Why are you even considering having a child with someone who either has a drink problem, or doesn’t care enough about you/your future child to change his behaviour?

Its not exactly a great start is it?

Sorry for your losses OP.

cheddercherry · 26/11/2024 19:30

However much of an issue this is now, it will be way way harder for you once you have a child with someone like this. Will he not drink on a Friday so he can give you a break and be up in the night with baby? No. Will he mind not drinking so much on the weekend so he can do things together as a family. No. Would be rather spend his evenings with a glass in hand over a storybook. Probably.

He can’t even put the IDEA of child first now and the fact that he could be putting you through more likely miscarriages and that’s not made him pause and stop is frankly, horrifying in a supposed potential father and partner.

DocileWimps · 26/11/2024 19:32

He definitely wants alcohol more than a baby.

That doesn't necessarily mean he is an alcoholic, but it probably means he doesn't want a baby or really doesn't mind if he has one or not.

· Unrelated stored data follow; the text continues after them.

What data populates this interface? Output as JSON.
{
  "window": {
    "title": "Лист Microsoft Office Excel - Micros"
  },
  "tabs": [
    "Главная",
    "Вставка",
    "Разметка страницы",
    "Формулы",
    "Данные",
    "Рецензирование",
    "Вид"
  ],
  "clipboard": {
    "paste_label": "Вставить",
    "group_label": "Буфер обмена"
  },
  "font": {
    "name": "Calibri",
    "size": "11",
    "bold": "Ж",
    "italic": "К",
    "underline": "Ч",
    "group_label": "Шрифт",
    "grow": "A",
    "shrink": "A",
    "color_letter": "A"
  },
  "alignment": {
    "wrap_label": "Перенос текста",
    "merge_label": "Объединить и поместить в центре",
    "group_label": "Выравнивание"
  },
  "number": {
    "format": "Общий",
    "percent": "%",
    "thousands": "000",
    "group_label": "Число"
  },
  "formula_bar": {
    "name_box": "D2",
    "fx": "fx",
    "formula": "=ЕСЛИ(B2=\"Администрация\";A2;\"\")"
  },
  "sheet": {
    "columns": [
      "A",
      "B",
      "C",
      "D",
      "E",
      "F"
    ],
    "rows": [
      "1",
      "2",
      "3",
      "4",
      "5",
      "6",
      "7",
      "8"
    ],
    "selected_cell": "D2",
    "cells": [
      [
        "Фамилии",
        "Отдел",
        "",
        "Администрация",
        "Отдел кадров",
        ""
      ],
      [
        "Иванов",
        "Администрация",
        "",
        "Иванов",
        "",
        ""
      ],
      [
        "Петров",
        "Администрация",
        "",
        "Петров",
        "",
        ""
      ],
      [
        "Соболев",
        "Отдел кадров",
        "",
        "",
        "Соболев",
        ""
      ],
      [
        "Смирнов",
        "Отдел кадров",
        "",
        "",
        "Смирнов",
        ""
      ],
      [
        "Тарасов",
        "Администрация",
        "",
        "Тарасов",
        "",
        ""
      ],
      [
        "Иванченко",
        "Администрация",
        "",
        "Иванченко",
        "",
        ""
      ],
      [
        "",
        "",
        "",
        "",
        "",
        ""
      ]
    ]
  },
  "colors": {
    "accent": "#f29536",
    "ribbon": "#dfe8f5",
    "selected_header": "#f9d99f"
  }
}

Most men are not desperate to have a baby, but will go along with it and be good fathers (or not) when it happens. It sounds like yours is happy to let fate decide without any effort or sacrifice from himself. You won't change him.

You need to decide whether you want to stay with him and possibly never have a child, or leave him and find someone else to have a child with.

Jackie8787 · 26/11/2024 19:41

Thanks for all of your responses.
He was actually the one who wanted children before I was ready. When I felt ready, he was really happy. That’s why I can’t understand why he won’t give the no alcohol a try.
He doesn’t drink every night and doesn’t get drunk but i’d say on average he drinks 4 nights a week, sometimes less, sometimes more.
I just needed to hear other people’s thoughts as you start to question yourself.

OP posts:
Bearpawk · 26/11/2024 19:43

How much does he drink, those 4 nights per week?

Peachy2005 · 26/11/2024 19:44

I would be worried his genes may be sub-optimal (or a bad mix with yours) anyway, even without the drinking - and given that he refuses to prioritise you over his drinking already, I think you should cut your losses with him. If you are determined to stay with him, have you considered sperm donation? Best of luck xx

KarmenPQZ · 26/11/2024 19:46

playing devils advocate I wonder how he’d react if you suggested using a donor?

JoggyBear · 26/11/2024 19:48

You want to make a child with an alcoholic?
Why??

Jackie8787 · 26/11/2024 19:50

Bearpawk · 26/11/2024 19:43

How much does he drink, those 4 nights per week?

It changes and he has cut down slightly over the last few months, but average 4-5 beers. Sometimes it’s just 1 or 2, sometimes a glass or 2 of wine, sometimes a bottle.
It’s not really the amount that bothers me, it’s just the need to have some, to the point he can’t try cutting it out completely for a few months to see if it makes a difference.